Answering the Call – Helping Farmer Vicki Who Needed Help

By
July 22, 2010 at 11:37 am

(Photo is from http://www.genesis-growers.com/about.htm)

[Editor's Note: Through some yet undetermined computer glitch, we lost this post from last week.  We really appreciate Lindsay Bank's report for us, and we apologize for whatever seemed to have happened, even if we are still rather confused as to what happened!]

Last week, I saw a post on Slow Food Chicago soliciting volunteers to help Genesis Growers spend the day pulling weeds.  I convinced a couple of my friends to join me on the excursion to St. Anne, IL, 70 miles south of Chicago.  Genesis Growers is run by “Farmer Vicki” with the help of her son Jon; her head worker, Jay; and 6-8 employees.  They also have the help of volunteers like us who get a chance to see how much hard work goes into growing food organically. 

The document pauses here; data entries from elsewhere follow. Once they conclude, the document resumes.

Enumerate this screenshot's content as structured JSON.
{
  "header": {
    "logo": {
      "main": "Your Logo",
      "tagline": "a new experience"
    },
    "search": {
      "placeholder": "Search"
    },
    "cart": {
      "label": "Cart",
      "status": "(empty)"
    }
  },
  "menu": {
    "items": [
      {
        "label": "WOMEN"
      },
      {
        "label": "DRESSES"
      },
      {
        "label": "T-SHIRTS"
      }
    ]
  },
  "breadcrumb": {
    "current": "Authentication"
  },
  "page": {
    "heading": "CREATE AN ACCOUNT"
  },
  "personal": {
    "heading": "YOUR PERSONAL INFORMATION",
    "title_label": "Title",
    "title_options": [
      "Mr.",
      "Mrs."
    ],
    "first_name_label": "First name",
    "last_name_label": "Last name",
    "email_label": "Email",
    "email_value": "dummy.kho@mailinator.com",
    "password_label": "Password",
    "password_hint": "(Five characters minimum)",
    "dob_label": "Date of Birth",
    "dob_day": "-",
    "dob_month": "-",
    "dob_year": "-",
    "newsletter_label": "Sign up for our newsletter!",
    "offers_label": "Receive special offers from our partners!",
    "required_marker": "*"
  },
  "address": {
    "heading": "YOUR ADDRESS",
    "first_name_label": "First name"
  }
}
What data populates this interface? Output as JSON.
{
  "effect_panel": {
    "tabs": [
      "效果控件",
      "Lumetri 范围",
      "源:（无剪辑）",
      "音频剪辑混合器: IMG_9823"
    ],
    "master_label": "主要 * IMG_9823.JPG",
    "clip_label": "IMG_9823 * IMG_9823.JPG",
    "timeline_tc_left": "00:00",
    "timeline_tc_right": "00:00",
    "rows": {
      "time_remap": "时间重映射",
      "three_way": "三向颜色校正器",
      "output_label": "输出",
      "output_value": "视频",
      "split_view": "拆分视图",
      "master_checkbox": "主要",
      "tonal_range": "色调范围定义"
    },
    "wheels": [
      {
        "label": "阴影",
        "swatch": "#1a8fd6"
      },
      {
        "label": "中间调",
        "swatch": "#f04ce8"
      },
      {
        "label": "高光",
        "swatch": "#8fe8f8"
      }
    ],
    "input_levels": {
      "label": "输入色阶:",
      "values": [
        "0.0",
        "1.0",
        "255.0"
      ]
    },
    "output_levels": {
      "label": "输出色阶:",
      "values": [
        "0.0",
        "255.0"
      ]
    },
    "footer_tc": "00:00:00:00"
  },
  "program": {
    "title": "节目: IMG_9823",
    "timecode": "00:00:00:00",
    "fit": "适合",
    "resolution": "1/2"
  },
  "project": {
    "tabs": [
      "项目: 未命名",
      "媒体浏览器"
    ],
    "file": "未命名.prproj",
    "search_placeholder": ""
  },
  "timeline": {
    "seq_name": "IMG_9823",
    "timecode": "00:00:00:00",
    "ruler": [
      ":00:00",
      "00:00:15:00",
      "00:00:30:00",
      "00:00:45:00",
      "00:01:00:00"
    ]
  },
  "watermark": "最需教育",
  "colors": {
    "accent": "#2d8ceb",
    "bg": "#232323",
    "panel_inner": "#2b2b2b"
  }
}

Genesis Growers practice sustainable, natural farming and they are on the rigorous path to organic certification.  Vicki told us about the recent tornado that came through St. Anne; she watched it tear down her street! The tornado left the farm rain-soaked and in serious need of weeding.  A nearby farmer joked with her that he could get rid of her weeds for just $5 an acre.  She winced; her dedication to organic farming means that weeding must be done by hand, without the use of chemicals.  And Genesis Growers pay their workers a living wage, so five dollars on her farm doesn’t go very far.  Our group of 6 volunteers pulling weeds for 4 hours didn’t quite make it halfway through 4 rows of eggplant!  Vicki laughed and said, “And people ask why organic is so expensive!”

Ignoring our blackened fingernails and sweat-soaked clothes, we chatted over tasty Southport Grocery sandwiches (provided by Slow Food Chicago).  From the bike-riding vegan to the urban planner, to the food enthusiasts, we all have reasons for supporting local farmers and ideas for making our region (and our world) a better place.  I currently subscribe to get fruit and vegetables from a variety of local farms, but the experience on Vicki’s farm made me want to join a CSA (Community Supported Agriculture).  Becoming a CSA member involves a deeper commitment to your farmer.  When a hailstorm destroys the pepper crop (as was the case for Vicki this summer), you hear about it in your newsletter and forgo peppers until the next batch is ready for harvesting.  You also know that you are giving the farmer a guaranteed wage at the beginning of the season; you are investing in their endeavors.  At the same time, until we see significant policy changes, “voting with your fork” will not be enough to keep small-scale organic farmers afloat.  

Spending the day on the farm is something I’d recommend to anyone who questions farmer’s market prices.  It is hard work; my fingers were sore, my neck was burnt, and I didn’t even put in a full day!  

The Chicago Metropolitan Agency for Planning (CMAP) recognizes the importance of local food – from environmental impacts to health benefits.  The GO TO 2040 long-range comprehensive plan recommends promoting a sustainable local food system (PDF).  Specifically, the plan focuses on three implementation areas: facilitating sustainable local food production and addressing policy changes; increasing access to fresh, affordable, and healthy foods; and increasing data, research, training, and information sharing.  The draft regional comprehensive plan is the result of a six step planning process that began in September of 2007 with the development of a Regional Vision that outlined our desired future in terms of the region’s quality of life, natural environment, social systems, economy, infrastructure, and governance.  The GO TO 2040 Plan is open for public comment through August 6th, so let us know how you feel about our recommendations!

Lindsay Banks was born in Denver but spent most of her childhood in suburban Lake County.  She went to the University of Illinois at Urbana-Champaign to get a degree in Urban and Regional Planning, and spent two years as a Municipal Development volunteer for the Peace Corps in rural Guatemala.  After getting a master’s degree in GIS, she worked for the U.S. Department of Transportation for two years, promoting the use of advanced technology and visualization at State DOTs across the country.  

She has been at CMAP since 2007, and helped write the Infill Snapshot Report that assesses the regional potential for infill development, and the strategy papers on Parking Management and Urban Design.  She is an avid bike commuter, an amateur photographer, and lives in the Ukranian village neighborhood of Chicago.

|

One Comment

  1. Rob Gardner says:

    “Spending the day on the farm is something I’d recommend to anyone who questions farmer’s market prices. It is hard work; my fingers were sore, my neck was burnt, and I didn’t even put in a full day!”

    That’s not even the half of it. We got there around 10, took a lunch break a few hours later, and then wrapped up a few hours after that. After manning the Swiss hoe for a while after lunch, my wrists just refused to go forward. You cannot appreciate the work involved in providing organic food until you spend just a few hours in their muddy shoes. My fingers, filled with all sorts of cuts around the cuticles and such, still ache days later.

    I know Farmer Vicki needed our help, but I am quite grateful for the chance to experience farm life, even if my time was so stilted.